My appetite was triggered by the ‘Grosspraktikum’ at the University´s Kybernetik department (Dezső Varjú), where members of the MPI trained us in cutting-edge behavioral and electrophysiological methods in flies – leading up to a summer internship at the MPI studying optic flow. In order to broaden my horizon, I went to Sussex University where I studied motion control in ladybirds – giving my insights into alternative ideas about flight control and rather home-made experimental approaches.

From there, I returned to Tübingen – for my PhD at the MPI to investigate the kinematics and aerodynamics of flight control in Drosophila (supervised by Karl Götz). At the same time, I got involved with computational modeling, thinking about the possible limitations of the motion detector that was studied so extensively in Tübingen, leading to a paradoxical motion stimulus – Werner Reichardt offered me an opportunity to stay and explore this in detail.

It was time for me to move on. My interest in learning about human psychophysics led me to Oliver Braddick at UCL London, where I expanded my work on ‘paradoxical’ (now appearing as ‘second-order’) motion, and branching out into a range of motion illusions – always in the context of ‘the’ motion detector model. From London, I was recruited to the Australian National University, with a long history of motion vision, in particular in bees, and a growing interest in automatic flight control in airborne vehicles (before the advent of drones). My attention got distracted, amongst other things, by path-planning in foraging ants, but motion illusions kept at the centre of my work – leading to my first attempt to apply modelling to art, triggered by motion illusions in static patterns of Bridget Riley.

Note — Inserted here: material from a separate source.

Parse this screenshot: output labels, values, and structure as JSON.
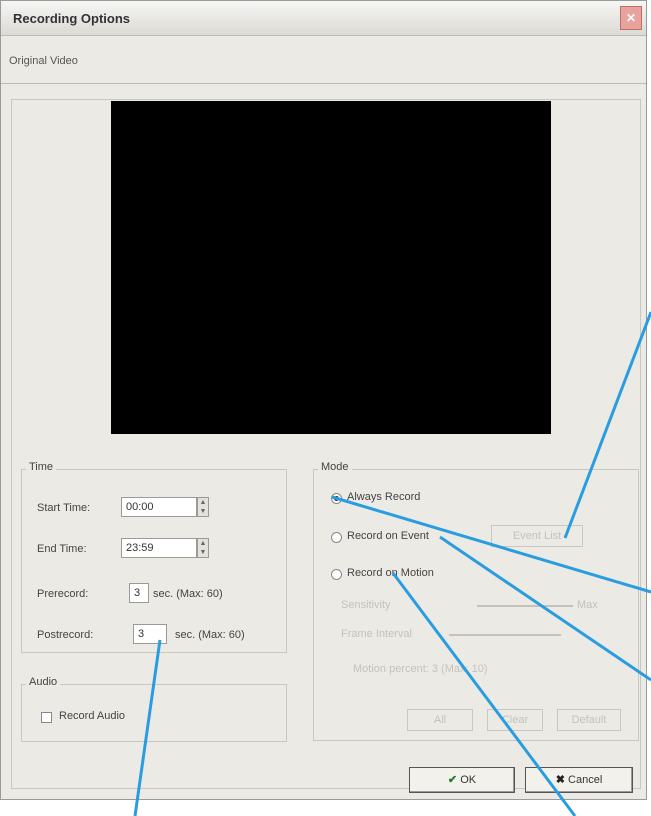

After five years in Australia, we as a family decided to move back to Europe, bringing me to Royal Holloway, where I got involved in my first teaching post, whilst expanding my research in many areas, with a continuing interest in motion illusions, now in humans, animals, and arts. All of this was grown from what started in Tübingen – it is wonderful to see what variety and joyfulness came out of the great time I had with colleagues and friends in my Alma Mater.